During the keynote, CEO Satya Nadella said Project Solara would let developers and enterprises design different form factors for AI agents. He said new computing platforms allow agents to be used across different form factors.
Microsoft pushes AI workloads onto PCs
Microsoft introduced the Surface RTX Spark Dev Box, a compact computer fitted with an Nvidia chip. Nadella described the device on stage as a “dream machine” and said he was on the waitlist to buy it.
Nvidia has said PCs using its RTX Spark chip are designed to bring AI workloads directly onto personal computers. Microsoft showed the Surface RTX Spark Dev Box running a 120-billion-parameter AI model, which most PCs cannot load locally.

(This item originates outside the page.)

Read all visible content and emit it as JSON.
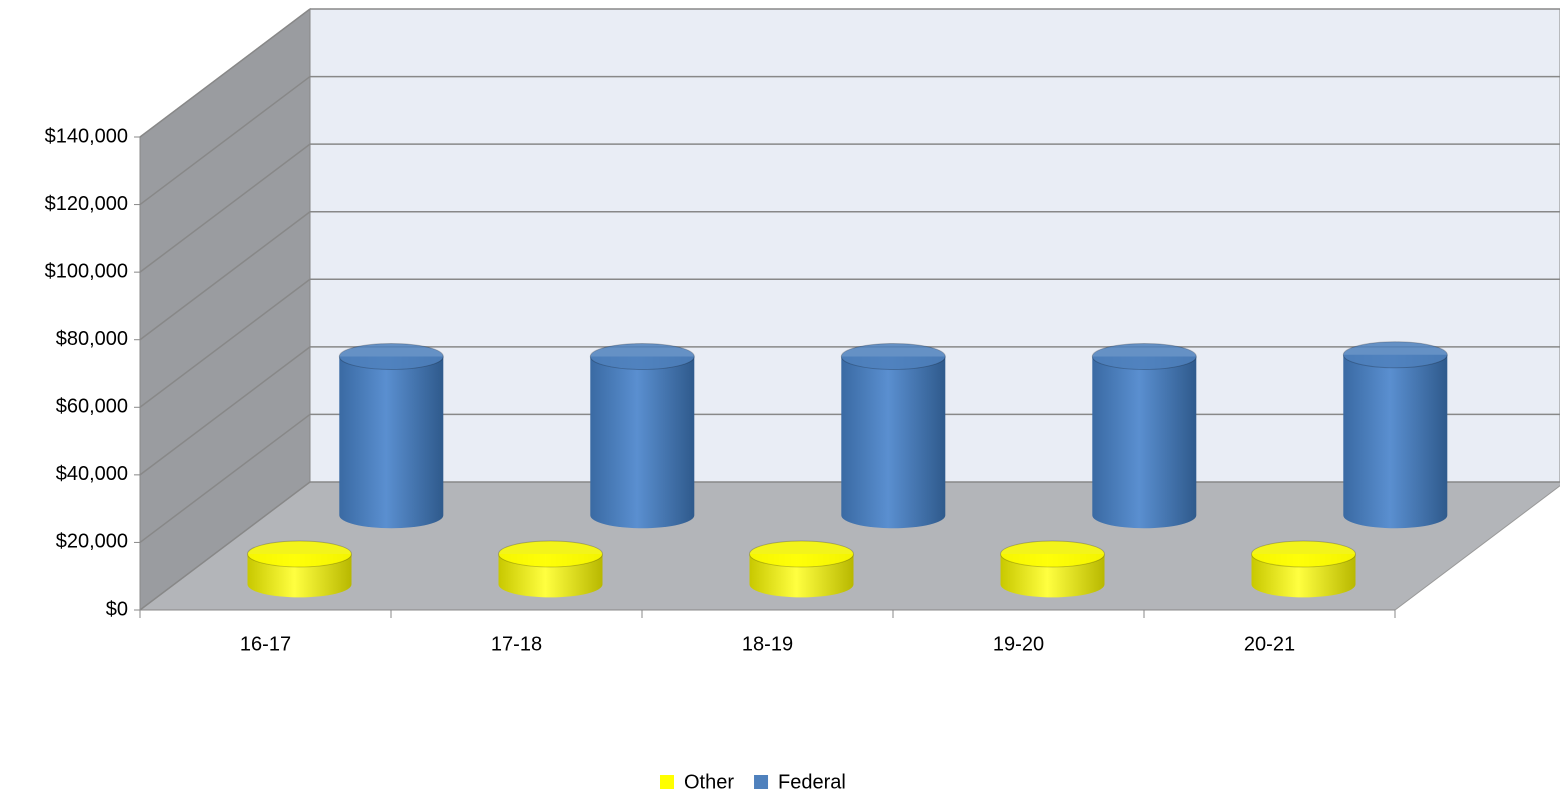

The device follows another Microsoft and Nvidia laptop announcement made during the same week. The new machines are priced against premium PCs, though analysts said business adoption may take time.
Discovery brings agents to research
Microsoft introduced Microsoft Discovery, an Azure-based AI platform for scientists and researchers. Organisations including BHP, GSK, and Syensqo are using Discovery for research, according to the company.
BHP is using it for mining-related research, GSK for drug development, and Syensqo for semiconductor-related work.
Discovery can explore hypotheses and run simulations over long periods, according to Microsoft. The platform draws on public scientific literature and internal knowledge.
David Carmona, vice president of Microsoft Discovery and Quantum, said the system is designed to give researchers visibility into how results are produced.
Microsoft also extended its AI work in healthcare through an agreement with Mayo Clinic to develop frontier AI for medical diagnostics. The partnership will combine Microsoft’s reasoning models and compute infrastructure with Mayo Clinic’s clinical expertise and data. Farrugia said the goal is to help medical staff reach diagnoses faster and more accurately.